Yes, this was a moment of glory…but even more, it was a moment of shared joy with my friends. I had so much fun that day– there were loud musical forms presentations, teenage boys spinning sticks real fast, a table where you could buy big ol’ knives, and if I remember correctly, there was Hawiian plate lunch to eat.

It was really tasty.

So in the spirit of looking for glory anew in my life, I take a moment to note a glory of the past:

That one time we went to that tournament and CLEANED UP.

My tournament career is over, but I’ll be doing karaoke again very soon. I’ll let you know what glory I find there.

Grief & Lost Contact

I remember my friend Zach telling me that he didn’t really remember anything that happened the year after his mom died. Grief hits hard and in strange ways.

I did remember what happened the year after my dad died in 2020.

I did remember what happened the months after my mom had a massive stroke in 2021.

I didn’t drift away from memory, I drifted away from other people.

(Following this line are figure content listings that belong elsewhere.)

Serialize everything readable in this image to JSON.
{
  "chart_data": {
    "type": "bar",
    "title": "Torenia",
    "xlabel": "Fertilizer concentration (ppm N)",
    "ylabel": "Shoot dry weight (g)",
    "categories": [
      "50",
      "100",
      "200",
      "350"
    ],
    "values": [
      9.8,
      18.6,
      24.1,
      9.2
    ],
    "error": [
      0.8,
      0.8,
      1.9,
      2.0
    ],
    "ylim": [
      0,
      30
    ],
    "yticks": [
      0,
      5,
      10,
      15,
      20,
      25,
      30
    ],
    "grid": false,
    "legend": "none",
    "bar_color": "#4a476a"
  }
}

Away, distant from my friends and family. I became unreachable, unavailable. I went into a massive state of withdrawal and social overwhelm. I couldn’t answer texts, I still haven’t answered emails, and social media became terrifying, so I stopped participating in it pretty much altogether.

My internal world felt safer than the scary external world where people I love really do die and are gone forever.

My internal world felt safer, but it isn’t safer. I know that.

I love my friends, I love my family. My life is bleh without them. I need them to keep me from feeling like a ghost. To remind me that I’m real.